Gaun terakhir barisan koleksinya telah berjalan, tepuk tangan bergema, orang-orang berdiri. Nama ‘XANARA’ terpampang dalam huruf kapital di layar belakang runway, tapi dadanya justru terasa sesak.
Ini bukan pertama kalinya ia sukses, bukan pula yang terbesar. Ia telah menaklukan beberapa negara dan menguasainya. Brandnya telah menjadi simbol kelas, kemewahan, dan kecerdasan.
Namun malam ini berbeda, dibalik sorot lampu gemerlap tepuk tangan, pikirannya melayang pada satu kata yang belakangan terus menghantuinya, yaitu ‘pulang’.
Seseorang menepuk pundaknya, yang tidak lain adalah manajernya. Xanara tersenyum seadanya, kemudian menyalami para tamu, menjawab beberapa pertanyaan media dengan kalimat terlatih dan senyum mekanis.
Tapi jiwanya sedang berjalan jauh, melewati waktu, melewati benua. Menuju sebuah kota kecil di belahan dunia yang dulu memutuskan untuk menyingkirkan anak yatim piatu tanpa nama, yang kini berdiri sebagai ikon mode dunia.
“Kesuksesan ternyata tidak pernah bisa mengusir rasa kehilangan” Batin Xanara.
Dan saat ini Xanara sudah bulat dengan tekadnya, jika sudah waktunya kembali.

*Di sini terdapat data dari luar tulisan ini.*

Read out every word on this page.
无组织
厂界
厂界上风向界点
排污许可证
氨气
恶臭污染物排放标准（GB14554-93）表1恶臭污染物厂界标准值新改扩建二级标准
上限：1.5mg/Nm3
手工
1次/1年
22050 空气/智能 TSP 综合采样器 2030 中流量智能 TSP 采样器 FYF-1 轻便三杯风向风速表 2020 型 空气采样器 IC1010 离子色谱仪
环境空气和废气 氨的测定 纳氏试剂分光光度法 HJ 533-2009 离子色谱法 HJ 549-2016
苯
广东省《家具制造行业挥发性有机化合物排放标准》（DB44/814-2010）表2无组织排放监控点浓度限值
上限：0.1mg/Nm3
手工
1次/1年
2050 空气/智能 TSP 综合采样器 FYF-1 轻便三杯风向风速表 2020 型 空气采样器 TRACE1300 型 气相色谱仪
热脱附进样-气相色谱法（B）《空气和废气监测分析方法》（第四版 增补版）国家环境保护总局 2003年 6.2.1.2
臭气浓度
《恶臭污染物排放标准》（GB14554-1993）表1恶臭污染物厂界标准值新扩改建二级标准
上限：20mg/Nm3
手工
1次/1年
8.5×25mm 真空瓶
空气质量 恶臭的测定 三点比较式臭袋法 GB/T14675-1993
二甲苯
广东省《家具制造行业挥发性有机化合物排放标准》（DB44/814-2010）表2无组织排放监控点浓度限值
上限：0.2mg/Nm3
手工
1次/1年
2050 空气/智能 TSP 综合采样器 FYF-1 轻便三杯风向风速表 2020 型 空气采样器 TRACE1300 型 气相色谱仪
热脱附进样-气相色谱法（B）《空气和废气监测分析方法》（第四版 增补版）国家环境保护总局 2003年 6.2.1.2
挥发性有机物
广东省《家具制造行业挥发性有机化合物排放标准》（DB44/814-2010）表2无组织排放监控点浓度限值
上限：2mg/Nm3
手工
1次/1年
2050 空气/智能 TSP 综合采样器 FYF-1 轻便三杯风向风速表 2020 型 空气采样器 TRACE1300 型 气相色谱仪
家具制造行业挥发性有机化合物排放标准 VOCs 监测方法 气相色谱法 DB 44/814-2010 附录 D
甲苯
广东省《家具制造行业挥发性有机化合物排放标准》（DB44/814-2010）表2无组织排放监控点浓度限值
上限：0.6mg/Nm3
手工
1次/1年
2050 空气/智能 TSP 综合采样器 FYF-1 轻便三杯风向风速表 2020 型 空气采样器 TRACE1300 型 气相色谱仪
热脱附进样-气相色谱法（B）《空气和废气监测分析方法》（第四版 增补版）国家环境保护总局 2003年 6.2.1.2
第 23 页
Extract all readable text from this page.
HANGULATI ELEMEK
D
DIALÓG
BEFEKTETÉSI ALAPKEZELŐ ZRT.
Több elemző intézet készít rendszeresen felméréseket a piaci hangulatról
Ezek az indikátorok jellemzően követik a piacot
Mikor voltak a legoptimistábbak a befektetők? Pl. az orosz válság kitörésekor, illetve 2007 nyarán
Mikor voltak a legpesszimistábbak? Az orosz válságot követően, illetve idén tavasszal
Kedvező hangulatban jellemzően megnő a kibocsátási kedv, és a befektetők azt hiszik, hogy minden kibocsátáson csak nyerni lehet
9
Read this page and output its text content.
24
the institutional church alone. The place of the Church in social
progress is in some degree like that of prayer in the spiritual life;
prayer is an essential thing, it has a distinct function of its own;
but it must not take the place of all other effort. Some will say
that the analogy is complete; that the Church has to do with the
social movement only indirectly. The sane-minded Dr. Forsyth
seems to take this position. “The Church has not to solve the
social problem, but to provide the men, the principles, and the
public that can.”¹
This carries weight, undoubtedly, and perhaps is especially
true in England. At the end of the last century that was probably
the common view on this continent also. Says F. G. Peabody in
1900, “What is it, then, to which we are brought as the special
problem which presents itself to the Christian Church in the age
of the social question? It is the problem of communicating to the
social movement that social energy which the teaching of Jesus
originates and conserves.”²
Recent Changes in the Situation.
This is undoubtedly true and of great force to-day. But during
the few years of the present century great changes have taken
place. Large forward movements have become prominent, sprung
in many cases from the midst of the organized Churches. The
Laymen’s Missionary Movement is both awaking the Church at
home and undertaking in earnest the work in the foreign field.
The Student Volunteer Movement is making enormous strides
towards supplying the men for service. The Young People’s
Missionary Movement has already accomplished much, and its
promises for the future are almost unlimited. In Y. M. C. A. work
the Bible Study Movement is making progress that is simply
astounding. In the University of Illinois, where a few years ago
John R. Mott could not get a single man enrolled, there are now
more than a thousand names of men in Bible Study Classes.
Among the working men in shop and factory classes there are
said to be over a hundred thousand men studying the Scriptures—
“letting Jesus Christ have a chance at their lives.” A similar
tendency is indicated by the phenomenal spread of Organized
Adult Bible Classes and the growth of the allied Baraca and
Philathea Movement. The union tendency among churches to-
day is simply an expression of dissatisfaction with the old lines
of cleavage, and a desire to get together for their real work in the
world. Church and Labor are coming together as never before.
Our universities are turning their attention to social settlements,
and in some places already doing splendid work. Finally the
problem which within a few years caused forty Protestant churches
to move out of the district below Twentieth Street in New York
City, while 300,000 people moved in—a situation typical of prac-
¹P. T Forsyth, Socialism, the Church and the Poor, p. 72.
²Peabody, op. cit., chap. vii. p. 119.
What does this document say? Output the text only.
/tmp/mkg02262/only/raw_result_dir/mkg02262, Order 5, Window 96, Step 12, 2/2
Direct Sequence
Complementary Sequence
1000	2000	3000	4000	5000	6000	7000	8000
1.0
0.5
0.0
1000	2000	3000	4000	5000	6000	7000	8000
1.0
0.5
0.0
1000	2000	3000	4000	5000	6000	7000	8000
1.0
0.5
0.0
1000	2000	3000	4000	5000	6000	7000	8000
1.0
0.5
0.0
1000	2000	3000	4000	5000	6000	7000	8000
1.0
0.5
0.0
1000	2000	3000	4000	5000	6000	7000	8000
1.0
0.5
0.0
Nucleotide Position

Bukan untuk mencari rumah, tapi untuk menciptakannya sendiri.
Xanara menuju ke belakang panggung, menuju ke tempat yang sudah panitia siapkan sebagai ruangan istirahat untuk Xanara.
Tatapan mata Xanara begitu kosong, membuat Lucy merasa hawatir akan kondisi Xanara saat ini.
“Xanara, are you okay?” Tanya Lucy.
“Tiketku?”
Bukan menjawab pertanyaan dari manajernya, Xanara justru menanyakan hal lain, yang tentunya tanpa itu Xanara tidak akan pernah bisa kembali.
“Sudah. Penerbangan pagi” Jawab Lucy.
Xanara bisa bernafas lega setelah Lucy mengatakan jika persiapannya untuk pulang sudah siap. Dia menatap Lucy yang masih setia menatapnya dengan lekat.
“Lucy, tetaplah disini. Aku pasti akan sering berkunjung”
Mulut Lucy seolah ingin mengatakan banyak hal, tapi dia tidak mampu. Hanya air mata yang menjelaskan kepada Xanara saat ini.
Xanara memeluk Lucy dengan erat, dia mengingat bagaimana dulu dia dengan Lucy berjuang di negara ini. Dan, jika bukan karena bantuan dari Ibu Lucy, mungkin Xanara tidak akan di kenal oleh Dunia.
Ibu Lucy merupakan seseorang yang turut serta membantu Xanara, membawa hasil jahitan Xana ke butik-butik kecil yang berada di kota tersebut, dari butik kecil itu lah Xanara tumbuh hingga sebesar sekarang.